StarWind Software Secures $3.25M Series B Funding from Almaz Capital, ABRT Venture, AVentures Capital
Leading Provider of Software Defined Storage for Microsoft Hyper-V and Windows Server 2012 Help Unlock all the Benefits of Virtualization without Expensive Hardware and Added IT Staff
MENLO PARK, CA and WAKEFIELD, MA – April 15, 2014 - StarWind Software Inc., a leading provider of software defined storage for Hyper-V environments, today announced a $3.25M Series B round of venture capital financing. The round was led by Almaz Capital, with participation from ABRT Venture, and AVentures Capital. Alexander (Sasha) Galitsky, a general partner at Almaz Capital, will join the company’s board.
Microsoft’s Hyper-V is emerging as the leading virtualization platform for SMBs, with growth similar to that of VMware’s ESX in enterprise space last decade.

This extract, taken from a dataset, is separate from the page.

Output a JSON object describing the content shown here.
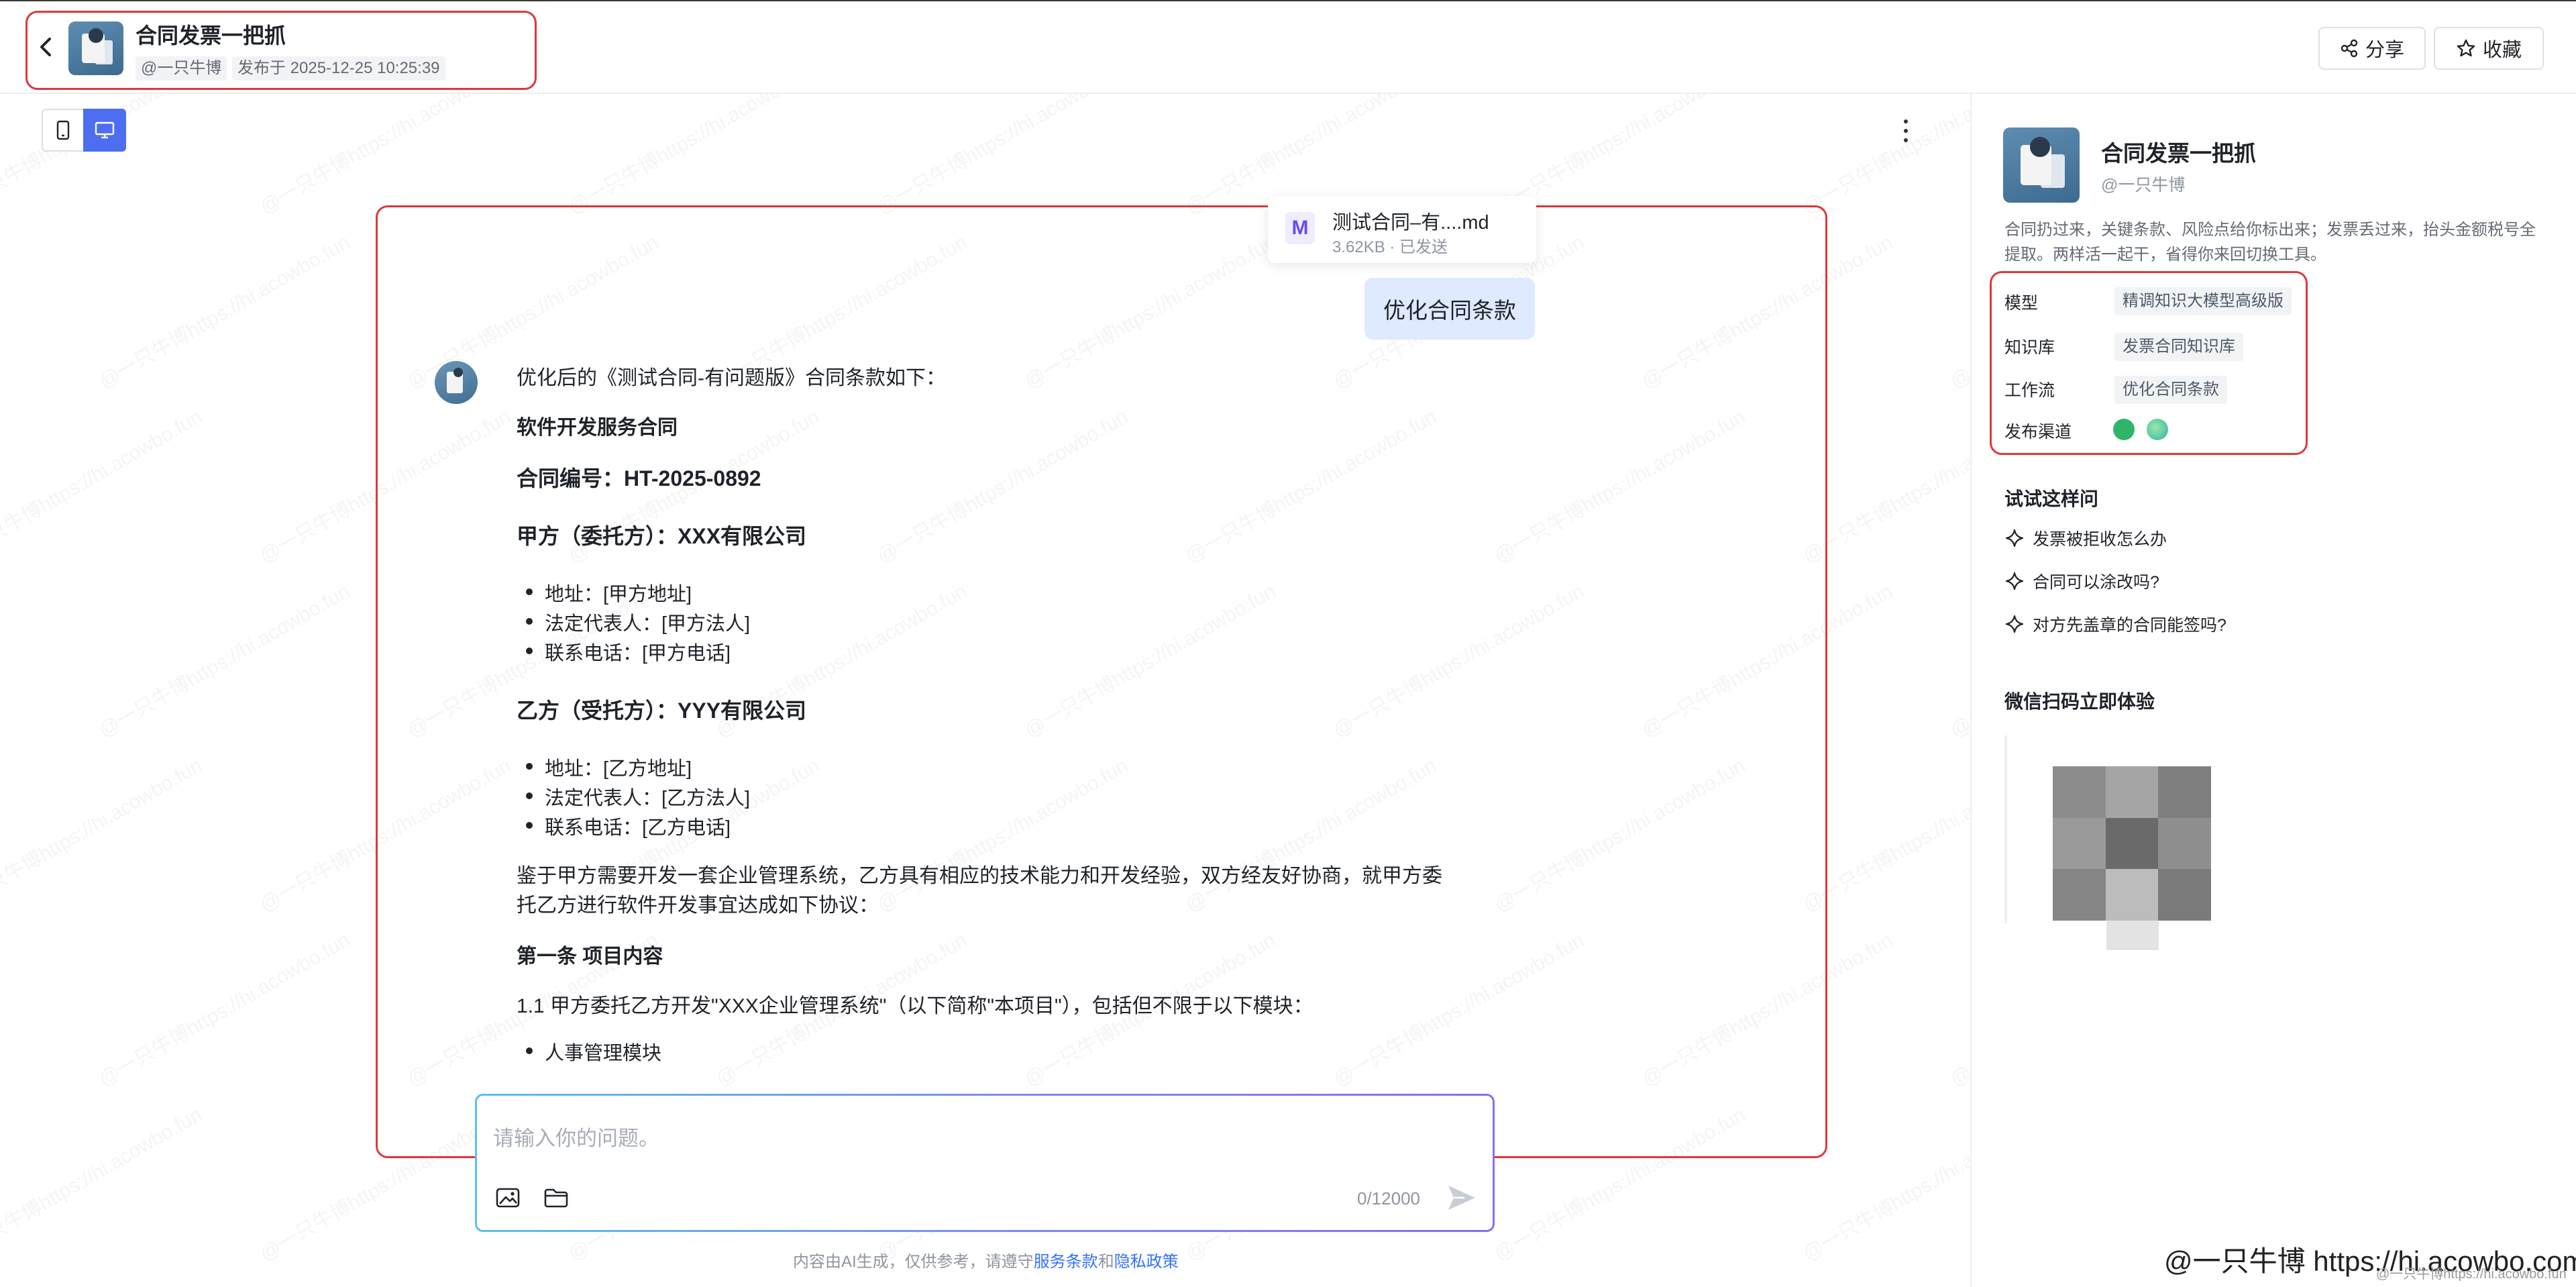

The funding will enable StarWind to capitalize on its leading position in the growing Hyper-V market.
“Sales of StarWind VSAN for Hyper-V have been growing over 100% a year, because the product is simpler to use, more affordable to deploy, and provides compelling value for companies large and small by eliminating the need for hardware components and specialized administrative support,” Galitsky explained. “This is a large business opportunity where the founders are uniquely equipped to address what has until now been a prohibitive problem, in particular for small and medium-sized enterprises.”

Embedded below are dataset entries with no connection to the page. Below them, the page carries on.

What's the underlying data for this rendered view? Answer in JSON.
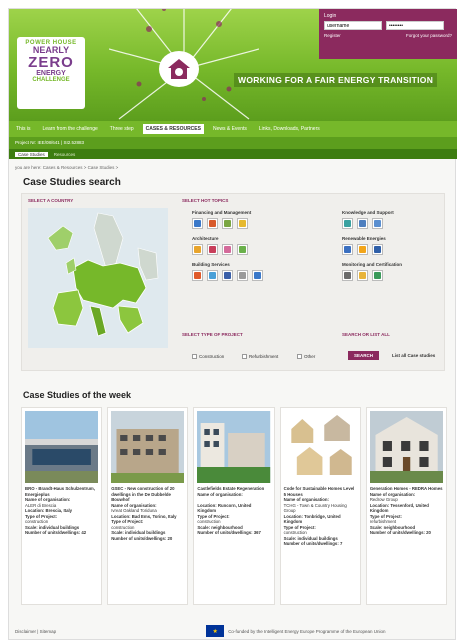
{
  "header": {
    "logo": {
      "line1": "POWER HOUSE",
      "line2": "NEARLY",
      "line3": "ZERO",
      "line4": "ENERGY",
      "line5": "CHALLENGE"
    },
    "tagline": "WORKING FOR A FAIR ENERGY TRANSITION",
    "login": {
      "label": "Login",
      "username": "username",
      "password": "••••••••",
      "register": "Register",
      "forgot": "Forgot your password?"
    }
  },
  "nav": {
    "items": [
      "This is",
      "Learn from the challenge",
      "Three step",
      "CASES & RESOURCES",
      "News & Events",
      "Links, Downloads, Partners"
    ],
    "active_index": 3
  },
  "subnav1": "Project Nr: IEE/08/641 | SI2.52883",
  "subnav2": {
    "items": [
      "Case Studies",
      "Resources"
    ],
    "active": "Case Studies"
  },
  "breadcrumb": "you are here: Cases & Resources > Case Studies >",
  "page_title": "Case Studies search",
  "search": {
    "country_title": "SELECT A COUNTRY",
    "hot_topics_title": "SELECT HOT TOPICS",
    "categories": [
      {
        "name": "Financing and Management"
      },
      {
        "name": "Knowledge and Support"
      },
      {
        "name": "Architecture"
      },
      {
        "name": "Renewable Energies"
      },
      {
        "name": "Building Services"
      },
      {
        "name": "Monitoring and Certification"
      }
    ],
    "project_type_title": "SELECT TYPE OF PROJECT",
    "project_types": [
      "Construction",
      "Refurbishment",
      "Other"
    ],
    "search_all_title": "SEARCH OR LIST ALL",
    "search_button": "SEARCH",
    "list_all": "List all Case studies"
  },
  "week_title": "Case Studies of the week",
  "cards": [
    {
      "title": "BRO - Brandt-Haus Schulzentrum, Energieplus",
      "org_label": "Name of organisation:",
      "org": "ALER di Brescia",
      "loc": "Location: Brescia, Italy",
      "type_label": "Type of Project:",
      "type": "construction",
      "scale": "Scale: individual buildings",
      "num_label": "Number of units/dwellings: 42"
    },
    {
      "title": "GSEC - New construction of 20 dwellings in the De Dubbelde Bouwhof",
      "org_label": "Name of organisation:",
      "org": "Ivreat Oakland Toriduna",
      "loc": "Location: Bad Ems, Torino, Italy",
      "type_label": "Type of Project:",
      "type": "construction",
      "scale": "Scale: individual buildings",
      "num_label": "Number of units/dwellings: 20"
    },
    {
      "title": "Castlefields Estate Regeneration",
      "org_label": "Name of organisation:",
      "org": "",
      "loc": "Location: Runcorn, United Kingdom",
      "type_label": "Type of Project:",
      "type": "construction",
      "scale": "Scale: neighbourhood",
      "num_label": "Number of units/dwellings: 367"
    },
    {
      "title": "Code for Sustainable Homes Level 5 Houses",
      "org_label": "Name of organisation:",
      "org": "TCHG - Town & Country Housing Group",
      "loc": "Location: Tonbridge, United Kingdom",
      "type_label": "Type of Project:",
      "type": "construction",
      "scale": "Scale: individual buildings",
      "num_label": "Number of units/dwellings: 7"
    },
    {
      "title": "Generation Homes - REDRA Homes",
      "org_label": "Name of organisation:",
      "org": "Redrow Group",
      "loc": "Location: Tessenford, United Kingdom",
      "type_label": "Type of Project:",
      "type": "refurbishment",
      "scale": "Scale: neighbourhood",
      "num_label": "Number of units/dwellings: 20"
    }
  ],
  "footer": {
    "links": "Disclaimer | Sitemap",
    "eu_text": "Co-funded by the Intelligent Energy Europe Programme of the European Union"
  },
  "colors": {
    "green": "#76b82a",
    "purple": "#8b2a5e",
    "dark_green": "#3d7d10"
  }
}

StarWind’s founders, Artem Berman and Anton Kolomyeytsev, have been developing proprietary technology on the frontier of iSCSI SAN since 2003. With its upcoming release StarWind SAN will become the first solution running on Windows platform that creates clusters of multiple hypervisor hosts without separate physical shared storage.
Added Veeam Software CEO and ABRT Partner Ratmir Timashev who led the Series A investment, “StarWind offers a great value proposition for Windows Server administrators who are virtualizing on Hyper-V platform. It provides business continuity without requiring expensive proprietary hardware and added IT staff.”